We don’t have a loss function for meaning. We only have one for token matching. Anyone who is serious about curating datasets for fine-tuning needs to take this into account.

agentcoops•4mo ago
Triples are fantastic for information retrieval, but I think if there's any takeaway from the unexpected success of LLMs it's that AI researchers historically undervalued language as such. Early symbolic approaches to AI retrospectively appear torn between reverence towards and hatred of language: on the one hand, a sensible skeptical doubt that language is within reach of software systems; on the other, a belief in the inadequacy of language in the unambiguous representation of knowledge.
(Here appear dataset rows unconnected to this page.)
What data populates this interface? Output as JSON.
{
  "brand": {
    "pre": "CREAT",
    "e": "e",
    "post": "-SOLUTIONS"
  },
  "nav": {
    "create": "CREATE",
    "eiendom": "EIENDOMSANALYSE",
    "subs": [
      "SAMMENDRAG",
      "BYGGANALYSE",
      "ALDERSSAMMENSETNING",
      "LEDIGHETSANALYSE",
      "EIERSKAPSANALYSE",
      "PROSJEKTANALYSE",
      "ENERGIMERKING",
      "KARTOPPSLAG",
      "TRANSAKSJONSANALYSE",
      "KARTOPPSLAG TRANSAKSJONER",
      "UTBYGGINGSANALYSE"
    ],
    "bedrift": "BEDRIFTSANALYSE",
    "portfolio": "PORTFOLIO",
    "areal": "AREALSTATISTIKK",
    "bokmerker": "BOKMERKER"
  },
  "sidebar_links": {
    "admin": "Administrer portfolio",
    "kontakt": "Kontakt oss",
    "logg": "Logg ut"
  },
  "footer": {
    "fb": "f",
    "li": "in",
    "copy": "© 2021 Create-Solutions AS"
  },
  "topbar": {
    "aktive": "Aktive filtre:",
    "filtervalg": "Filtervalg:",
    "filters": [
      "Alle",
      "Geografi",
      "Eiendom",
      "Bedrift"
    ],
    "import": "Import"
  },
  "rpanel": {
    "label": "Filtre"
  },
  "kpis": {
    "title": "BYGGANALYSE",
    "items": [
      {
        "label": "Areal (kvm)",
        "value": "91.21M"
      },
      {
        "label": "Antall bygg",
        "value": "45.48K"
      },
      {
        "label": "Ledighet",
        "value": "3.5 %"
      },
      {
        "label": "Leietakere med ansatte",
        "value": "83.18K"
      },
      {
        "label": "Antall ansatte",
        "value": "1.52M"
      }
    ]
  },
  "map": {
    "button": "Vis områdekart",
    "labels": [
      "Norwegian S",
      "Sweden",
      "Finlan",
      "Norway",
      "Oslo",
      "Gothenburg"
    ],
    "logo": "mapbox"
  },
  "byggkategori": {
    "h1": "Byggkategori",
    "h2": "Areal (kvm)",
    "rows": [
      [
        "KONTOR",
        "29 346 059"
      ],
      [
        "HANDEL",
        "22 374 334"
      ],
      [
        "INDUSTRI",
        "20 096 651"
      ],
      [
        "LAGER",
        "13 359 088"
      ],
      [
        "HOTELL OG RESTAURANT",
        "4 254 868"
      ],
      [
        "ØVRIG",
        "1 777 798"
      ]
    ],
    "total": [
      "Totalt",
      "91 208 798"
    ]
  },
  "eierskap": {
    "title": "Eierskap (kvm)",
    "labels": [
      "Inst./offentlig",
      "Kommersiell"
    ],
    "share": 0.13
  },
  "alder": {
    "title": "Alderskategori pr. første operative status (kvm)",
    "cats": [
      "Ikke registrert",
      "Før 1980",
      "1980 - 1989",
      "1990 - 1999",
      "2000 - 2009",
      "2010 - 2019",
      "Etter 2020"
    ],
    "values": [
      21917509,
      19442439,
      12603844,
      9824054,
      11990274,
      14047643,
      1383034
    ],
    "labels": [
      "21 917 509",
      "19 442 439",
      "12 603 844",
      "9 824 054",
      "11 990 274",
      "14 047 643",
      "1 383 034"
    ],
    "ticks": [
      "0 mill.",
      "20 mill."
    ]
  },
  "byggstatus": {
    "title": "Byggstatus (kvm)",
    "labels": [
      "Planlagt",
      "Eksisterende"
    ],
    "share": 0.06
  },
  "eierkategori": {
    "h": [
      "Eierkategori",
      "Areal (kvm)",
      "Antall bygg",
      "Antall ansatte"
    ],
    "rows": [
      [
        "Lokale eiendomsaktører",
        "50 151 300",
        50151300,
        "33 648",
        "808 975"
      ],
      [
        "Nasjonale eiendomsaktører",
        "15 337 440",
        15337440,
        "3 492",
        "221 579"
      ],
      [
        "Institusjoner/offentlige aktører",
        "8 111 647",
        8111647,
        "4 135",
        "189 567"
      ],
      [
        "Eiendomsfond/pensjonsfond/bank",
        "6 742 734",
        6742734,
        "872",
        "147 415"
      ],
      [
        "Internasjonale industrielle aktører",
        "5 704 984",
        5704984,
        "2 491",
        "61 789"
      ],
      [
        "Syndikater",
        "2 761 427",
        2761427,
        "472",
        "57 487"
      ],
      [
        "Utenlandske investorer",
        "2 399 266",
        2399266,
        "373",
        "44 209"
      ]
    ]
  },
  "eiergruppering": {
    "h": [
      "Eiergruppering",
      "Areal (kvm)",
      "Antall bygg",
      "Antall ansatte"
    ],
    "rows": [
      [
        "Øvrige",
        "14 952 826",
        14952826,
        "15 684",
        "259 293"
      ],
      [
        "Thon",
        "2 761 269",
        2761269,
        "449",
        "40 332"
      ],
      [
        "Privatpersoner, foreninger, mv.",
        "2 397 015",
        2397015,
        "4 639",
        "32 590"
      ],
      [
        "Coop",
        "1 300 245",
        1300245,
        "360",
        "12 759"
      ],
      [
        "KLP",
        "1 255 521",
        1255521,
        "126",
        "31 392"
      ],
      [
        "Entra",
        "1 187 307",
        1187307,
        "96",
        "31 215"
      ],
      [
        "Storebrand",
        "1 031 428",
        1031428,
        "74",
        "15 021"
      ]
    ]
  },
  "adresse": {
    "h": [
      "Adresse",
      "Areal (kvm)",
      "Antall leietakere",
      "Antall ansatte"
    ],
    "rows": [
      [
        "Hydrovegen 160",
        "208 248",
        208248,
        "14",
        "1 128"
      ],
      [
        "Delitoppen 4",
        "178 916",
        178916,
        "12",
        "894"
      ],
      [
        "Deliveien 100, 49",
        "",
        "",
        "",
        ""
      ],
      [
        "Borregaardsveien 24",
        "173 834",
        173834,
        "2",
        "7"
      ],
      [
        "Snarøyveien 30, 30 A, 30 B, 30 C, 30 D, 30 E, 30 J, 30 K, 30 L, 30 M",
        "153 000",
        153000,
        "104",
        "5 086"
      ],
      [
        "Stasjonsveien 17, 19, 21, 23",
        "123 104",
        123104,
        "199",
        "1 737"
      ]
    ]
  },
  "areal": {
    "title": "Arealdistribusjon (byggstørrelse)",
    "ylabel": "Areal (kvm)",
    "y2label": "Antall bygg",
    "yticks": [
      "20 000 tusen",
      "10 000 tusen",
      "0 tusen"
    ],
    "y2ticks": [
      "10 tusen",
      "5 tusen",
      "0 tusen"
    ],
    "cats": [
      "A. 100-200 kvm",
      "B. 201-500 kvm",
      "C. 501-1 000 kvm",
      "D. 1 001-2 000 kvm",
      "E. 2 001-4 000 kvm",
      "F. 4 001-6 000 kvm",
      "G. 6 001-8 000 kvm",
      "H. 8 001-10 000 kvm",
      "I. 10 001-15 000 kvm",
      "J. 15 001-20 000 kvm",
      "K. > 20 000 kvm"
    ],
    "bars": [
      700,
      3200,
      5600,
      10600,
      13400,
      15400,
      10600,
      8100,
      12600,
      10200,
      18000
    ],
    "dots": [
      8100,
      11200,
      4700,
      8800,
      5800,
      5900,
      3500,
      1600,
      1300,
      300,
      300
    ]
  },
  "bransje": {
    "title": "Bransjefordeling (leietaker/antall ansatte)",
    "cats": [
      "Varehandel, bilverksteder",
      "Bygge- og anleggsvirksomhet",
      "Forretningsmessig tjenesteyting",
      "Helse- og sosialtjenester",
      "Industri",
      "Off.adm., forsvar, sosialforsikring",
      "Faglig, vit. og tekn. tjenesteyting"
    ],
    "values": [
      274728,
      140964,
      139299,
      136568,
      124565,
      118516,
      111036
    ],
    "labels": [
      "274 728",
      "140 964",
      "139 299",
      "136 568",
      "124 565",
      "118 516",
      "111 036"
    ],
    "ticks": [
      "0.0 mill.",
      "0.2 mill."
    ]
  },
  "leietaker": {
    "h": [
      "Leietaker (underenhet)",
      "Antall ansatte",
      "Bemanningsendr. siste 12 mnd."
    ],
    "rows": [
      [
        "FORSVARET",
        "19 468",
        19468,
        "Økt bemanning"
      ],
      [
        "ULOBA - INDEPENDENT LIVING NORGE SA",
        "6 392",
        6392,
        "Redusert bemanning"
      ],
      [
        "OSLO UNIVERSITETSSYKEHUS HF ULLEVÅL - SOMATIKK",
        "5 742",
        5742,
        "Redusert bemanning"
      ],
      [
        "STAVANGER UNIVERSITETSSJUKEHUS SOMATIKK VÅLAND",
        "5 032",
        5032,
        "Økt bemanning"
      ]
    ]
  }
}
This paper just seems to confirm that, at least at the training level, the "problem of hallucinations" is not to be resolved by regression back to the various proposals to separate knowledge from its linguistic representation.

Again, this isn't to demonize symbolic AI or to say the answer isn't in the fusion of LLMs with knowledge graphs etc, but I think we now at least know that language is certainly within reach of software and that linguistic representations of knowledge are information-dense in ways we didn't previously anticipate.

itissid•4mo ago
What if we use the structured prompts from coding sessions, especially the ones which use arch design document, domain knowledge(UML, Statecharts what have you), what team member to ask about X, for a large projects and fine tuned models. And these could all be made into tool calls for instruction following.

Right now it seems teams manage a reasonably sophisticated LLM layer, MCPs and instruction following is one shot context window management dependent.